The Cut was developed by food and beverage group, VOL, the team behind several establishments that includeY2C2, Mr & Mrs Bund, Ultraviolet and Bar Rouge, with an interior designed by Shanghai-based design firm Kokaistudios.
Founded by Italian architects Filippo Gabbiani and Andrea Destefanis in Venice in 2000, Kokaistudios has been based in Shanghai for the last 10 years and has worked on over 140 projects in the architecture, heritage architecture, and interior design fields.
Their brief for The Cut was to create a modern atmosphere for a classic steak frites brasserie that would be the flagship for a brand intended to be rolled out across malls in China.
Kokaistudios’ overall approach was to create an open and friendly environment that mimics an urban warehouse, a concept that differentiates itself from enclosed restaurants and open food courts commonly found in shopping malls in primary Asian cities.
The Cut is split over two floors at the roof level of the IAPM Mall and has a mix of standard and communal seating that caters to both small and large groups.
The main entrance, kitchen, dining area and a salad bar are located on the lower floor. Here the layout of the main restaurant floor is a sharp, diagonal cut through the irregular retail unit that separates the kitchen from the dining space.
The kitchen, which resembles a roughly cut cube hewn from the heart of the restaurant floor, is supported only by metal structures that hang from the ceiling. Its bustle and bright lights are visible through rectangular windows cut into the cube.
A mix of natural and rustic materials give the main restaurant an intriguing aesthetic: a recycled wood food counter, metal mesh, exposed brick wall, stone mosaic floor, open metal ceiling and cement plaster.
Tables have been fitted onto tracks so that they can slide together to accommodate larger parties, mobile serving stations are custom designed and amplify the unpolished interiors, and chairs and cushions in bold colours juxtapose playfully with the environment.

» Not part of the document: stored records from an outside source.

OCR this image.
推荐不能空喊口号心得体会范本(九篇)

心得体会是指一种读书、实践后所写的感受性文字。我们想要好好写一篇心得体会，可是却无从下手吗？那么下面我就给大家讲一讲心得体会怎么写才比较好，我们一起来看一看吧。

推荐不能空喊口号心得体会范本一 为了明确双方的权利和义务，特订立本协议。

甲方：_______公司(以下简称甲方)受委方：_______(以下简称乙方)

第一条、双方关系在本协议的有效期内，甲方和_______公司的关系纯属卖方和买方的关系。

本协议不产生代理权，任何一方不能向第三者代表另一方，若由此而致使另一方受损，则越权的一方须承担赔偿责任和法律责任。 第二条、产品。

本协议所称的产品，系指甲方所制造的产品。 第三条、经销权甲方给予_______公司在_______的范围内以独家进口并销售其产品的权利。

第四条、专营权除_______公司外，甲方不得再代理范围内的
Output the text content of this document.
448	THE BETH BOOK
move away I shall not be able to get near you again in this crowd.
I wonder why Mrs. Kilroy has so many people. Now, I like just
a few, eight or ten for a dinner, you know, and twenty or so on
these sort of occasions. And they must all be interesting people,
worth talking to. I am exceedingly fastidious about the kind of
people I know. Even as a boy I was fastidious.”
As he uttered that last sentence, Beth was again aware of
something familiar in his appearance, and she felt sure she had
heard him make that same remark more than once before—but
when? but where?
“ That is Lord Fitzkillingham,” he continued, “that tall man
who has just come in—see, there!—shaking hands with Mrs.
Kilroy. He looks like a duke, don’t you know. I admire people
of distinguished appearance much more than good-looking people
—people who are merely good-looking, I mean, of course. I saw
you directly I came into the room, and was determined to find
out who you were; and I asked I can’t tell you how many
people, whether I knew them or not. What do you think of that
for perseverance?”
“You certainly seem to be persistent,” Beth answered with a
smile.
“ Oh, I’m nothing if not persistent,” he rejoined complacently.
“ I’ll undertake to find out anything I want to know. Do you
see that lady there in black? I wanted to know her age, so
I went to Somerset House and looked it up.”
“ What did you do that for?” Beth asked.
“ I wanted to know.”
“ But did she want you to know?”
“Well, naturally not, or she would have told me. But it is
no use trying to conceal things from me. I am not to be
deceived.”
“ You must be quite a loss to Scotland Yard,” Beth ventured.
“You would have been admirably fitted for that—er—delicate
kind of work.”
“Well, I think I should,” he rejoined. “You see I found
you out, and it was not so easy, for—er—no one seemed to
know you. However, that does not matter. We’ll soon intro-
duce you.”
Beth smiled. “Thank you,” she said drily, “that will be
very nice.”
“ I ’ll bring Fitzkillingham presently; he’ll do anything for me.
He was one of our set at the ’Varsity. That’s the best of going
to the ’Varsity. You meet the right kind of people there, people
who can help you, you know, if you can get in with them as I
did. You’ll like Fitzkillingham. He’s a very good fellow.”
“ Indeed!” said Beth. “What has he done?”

Myriad details, such as the tall columns fitted with a rail from which clipboard menus hang, bright neon signage, a hanging cow carcass at the restaurant’s front and meat cleaver door handles, also intrigue. And views are fabulous through the huge floor to ceiling windows.
Upstairs houses a secondary dining space, a lounge bar and a terrace with prime views overlooking Xiangyang Park and Jing’an district.
As well as high tables for alfresco dining, Kokaistudios made good use of the terrace’s existing steps by building a wooden platform onto them to create a casual and relaxed seating area.
Designed as an antithesis to eating in the conventional, bright mall environment, The Cut is fast proving itself to be a cut above.